Apakah transaksi ini boleh
ditranslasikan dengan nilai kurs tahun 2015?
Jawaban :
Transaksi
ini tidak boleh ditranslasikan dengan nilai kurs tahun 2015.
Sesuai
dengan PSAK no.10 tentang transaksi dalam
mata uang asing disebutkan bahwa
transaksi dalam mata uang asing harus dibukukan dengan menggunakan kurs pada saat terjadinya
transaksi. PSAK mengacu pada The
monetary-nonmonetary method,akun-akun non moneter (aktiva tetap, investasi jangka panjang
dan persediaan) ditranslasikan
dengan menggunakan kurs historis.
Jadi,
transaksi ini tetap ditranslasikan dengan nilai kurs historis pada saat
transaksi terjadi yaitu
sebesar Rp 2300
“TRANSFER
PRICING DALAM PERPAJAKAN"
A.
MASALAH TRANSFER PRICING DALAM PERPAJAKAN
Pertumbuhan kegiatan ekonomi
internasional yang berkembang pesat turut memacu perkembangan korporasi
multinasional (multinational company).
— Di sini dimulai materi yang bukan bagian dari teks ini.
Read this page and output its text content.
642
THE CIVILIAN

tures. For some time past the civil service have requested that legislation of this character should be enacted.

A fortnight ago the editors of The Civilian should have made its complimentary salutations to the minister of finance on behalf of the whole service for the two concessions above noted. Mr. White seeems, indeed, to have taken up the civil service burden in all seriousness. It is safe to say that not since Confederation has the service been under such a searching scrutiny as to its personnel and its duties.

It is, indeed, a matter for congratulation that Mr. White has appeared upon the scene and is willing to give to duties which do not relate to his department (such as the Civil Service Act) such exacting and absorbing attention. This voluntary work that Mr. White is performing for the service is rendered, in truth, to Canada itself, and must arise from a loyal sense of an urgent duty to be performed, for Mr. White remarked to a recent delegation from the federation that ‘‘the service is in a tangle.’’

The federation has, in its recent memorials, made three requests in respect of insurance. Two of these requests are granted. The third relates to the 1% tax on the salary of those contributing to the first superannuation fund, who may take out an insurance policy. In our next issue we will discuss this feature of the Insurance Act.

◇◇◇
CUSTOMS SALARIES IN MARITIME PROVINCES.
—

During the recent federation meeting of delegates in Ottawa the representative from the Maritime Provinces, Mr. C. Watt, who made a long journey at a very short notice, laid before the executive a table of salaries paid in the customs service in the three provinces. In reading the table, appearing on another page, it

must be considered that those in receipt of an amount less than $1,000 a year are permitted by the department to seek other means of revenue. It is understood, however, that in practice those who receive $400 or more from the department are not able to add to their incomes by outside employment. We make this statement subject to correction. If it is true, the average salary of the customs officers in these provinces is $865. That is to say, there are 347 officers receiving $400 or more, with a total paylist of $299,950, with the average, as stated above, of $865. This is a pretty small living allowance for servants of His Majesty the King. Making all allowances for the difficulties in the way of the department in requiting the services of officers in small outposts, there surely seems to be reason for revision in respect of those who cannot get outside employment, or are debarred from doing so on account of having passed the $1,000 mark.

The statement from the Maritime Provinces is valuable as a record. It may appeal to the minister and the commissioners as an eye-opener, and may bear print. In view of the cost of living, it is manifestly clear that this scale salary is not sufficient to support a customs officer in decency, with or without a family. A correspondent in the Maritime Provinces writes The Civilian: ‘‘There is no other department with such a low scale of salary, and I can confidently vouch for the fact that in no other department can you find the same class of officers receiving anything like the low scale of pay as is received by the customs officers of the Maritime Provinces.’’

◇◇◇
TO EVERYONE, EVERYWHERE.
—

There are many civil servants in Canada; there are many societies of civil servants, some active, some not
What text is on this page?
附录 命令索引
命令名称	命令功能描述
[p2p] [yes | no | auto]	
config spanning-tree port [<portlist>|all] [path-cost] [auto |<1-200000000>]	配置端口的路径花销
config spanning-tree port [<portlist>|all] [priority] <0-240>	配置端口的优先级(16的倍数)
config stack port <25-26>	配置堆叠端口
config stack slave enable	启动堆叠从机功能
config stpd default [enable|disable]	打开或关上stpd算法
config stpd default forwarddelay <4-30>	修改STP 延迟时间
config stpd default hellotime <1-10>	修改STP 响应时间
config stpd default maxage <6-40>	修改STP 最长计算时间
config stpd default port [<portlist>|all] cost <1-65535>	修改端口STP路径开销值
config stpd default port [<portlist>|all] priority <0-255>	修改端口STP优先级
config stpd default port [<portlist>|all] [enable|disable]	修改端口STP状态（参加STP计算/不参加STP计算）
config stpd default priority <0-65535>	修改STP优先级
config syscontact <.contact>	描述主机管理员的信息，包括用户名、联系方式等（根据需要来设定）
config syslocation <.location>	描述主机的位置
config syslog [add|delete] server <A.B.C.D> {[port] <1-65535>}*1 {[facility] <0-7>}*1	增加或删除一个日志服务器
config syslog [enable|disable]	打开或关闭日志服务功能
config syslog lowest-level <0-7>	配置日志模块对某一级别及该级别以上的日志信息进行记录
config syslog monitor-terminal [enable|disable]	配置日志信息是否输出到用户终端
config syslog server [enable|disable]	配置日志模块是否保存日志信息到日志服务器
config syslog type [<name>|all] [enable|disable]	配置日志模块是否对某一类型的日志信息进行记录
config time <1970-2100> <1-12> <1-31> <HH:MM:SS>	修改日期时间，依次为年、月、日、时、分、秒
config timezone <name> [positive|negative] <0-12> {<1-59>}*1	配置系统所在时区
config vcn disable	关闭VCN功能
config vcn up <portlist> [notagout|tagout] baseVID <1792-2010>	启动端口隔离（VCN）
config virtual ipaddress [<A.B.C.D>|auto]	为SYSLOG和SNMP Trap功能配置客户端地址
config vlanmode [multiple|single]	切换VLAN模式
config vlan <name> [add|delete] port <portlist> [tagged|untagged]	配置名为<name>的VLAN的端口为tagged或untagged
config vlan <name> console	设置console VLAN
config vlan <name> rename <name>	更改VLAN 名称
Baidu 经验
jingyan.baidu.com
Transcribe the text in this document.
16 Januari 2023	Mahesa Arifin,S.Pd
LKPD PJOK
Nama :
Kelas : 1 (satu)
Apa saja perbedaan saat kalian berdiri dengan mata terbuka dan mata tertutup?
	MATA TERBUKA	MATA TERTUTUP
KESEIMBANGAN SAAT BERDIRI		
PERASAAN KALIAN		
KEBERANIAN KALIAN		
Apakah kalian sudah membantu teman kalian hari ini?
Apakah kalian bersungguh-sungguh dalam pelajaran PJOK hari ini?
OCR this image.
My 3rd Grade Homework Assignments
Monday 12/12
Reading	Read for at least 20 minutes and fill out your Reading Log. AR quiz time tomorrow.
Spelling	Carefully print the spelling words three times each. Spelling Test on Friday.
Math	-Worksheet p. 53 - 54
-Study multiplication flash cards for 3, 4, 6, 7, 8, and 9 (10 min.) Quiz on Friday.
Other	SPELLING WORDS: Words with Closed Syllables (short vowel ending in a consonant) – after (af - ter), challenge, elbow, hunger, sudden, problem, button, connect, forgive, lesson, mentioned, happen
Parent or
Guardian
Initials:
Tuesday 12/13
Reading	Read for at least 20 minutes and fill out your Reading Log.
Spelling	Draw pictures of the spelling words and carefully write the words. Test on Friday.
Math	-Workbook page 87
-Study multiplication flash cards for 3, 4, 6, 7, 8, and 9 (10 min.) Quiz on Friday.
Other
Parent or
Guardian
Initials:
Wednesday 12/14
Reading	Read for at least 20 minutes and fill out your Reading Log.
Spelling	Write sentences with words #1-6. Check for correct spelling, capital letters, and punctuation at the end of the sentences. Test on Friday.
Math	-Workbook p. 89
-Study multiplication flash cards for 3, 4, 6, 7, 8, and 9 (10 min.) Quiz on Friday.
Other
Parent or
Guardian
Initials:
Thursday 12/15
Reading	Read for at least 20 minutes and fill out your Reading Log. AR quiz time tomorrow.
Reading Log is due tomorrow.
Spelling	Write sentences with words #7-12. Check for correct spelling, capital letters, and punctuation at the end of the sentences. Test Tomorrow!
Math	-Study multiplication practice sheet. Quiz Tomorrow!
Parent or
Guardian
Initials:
Kegiatan korporasi multinasional sebagai
group-group perusahaan telah banyak ditemukan dalam negara berkembang, sehingga
menjadi unit-unit bisnis yang besar dan berkuasa, dengan konsep dan strategi
yang lebih luas.
Ada beberapa alasan utama yang
mendorong munculnya korporasi multinasional, yaitu keinginan dan tujuan untuk
memperluas pasar, untuk mencari sumber bahan baku, untuk mencari teknologi
baru, untuk mencapai efisiensi, untuk menghindari peraturan atau kebijakan
pemerintah, dan diversifikasi. Namun demikian, setidaknya kita bisa mengidentifikasikan
adanya 3 (tiga) permasalahan yang dihadapi oleh korporasi multinasional, yaitu
(i) perbedaan budaya (cultural differences), (ii) transfer pricing, dan
(iii) nilai
tukar mata uang (exchange rate).
Apakah yang dimaksud dengan transfer
pricing itu? Transfer pricing (harga transfer) merupakan sebutan
atau istilah yang umum digunakan untuk penentuan harga atas berbagai transaksi
antar anggota group korporasi multinasional. Transfer pricing dapat ditentukan
berbeda dengan harga wajar atau harga yang berlaku di pasaran bebas, namun
dapat juga ditentukan lebih tinggi atau bahkan lebih rendah. Transfer
pricing ini merupakan isu klasik dalam bidang perpajakan, khususnya
menyangkut transaksi internasional yang dilakukan oleh korporasi multinasional.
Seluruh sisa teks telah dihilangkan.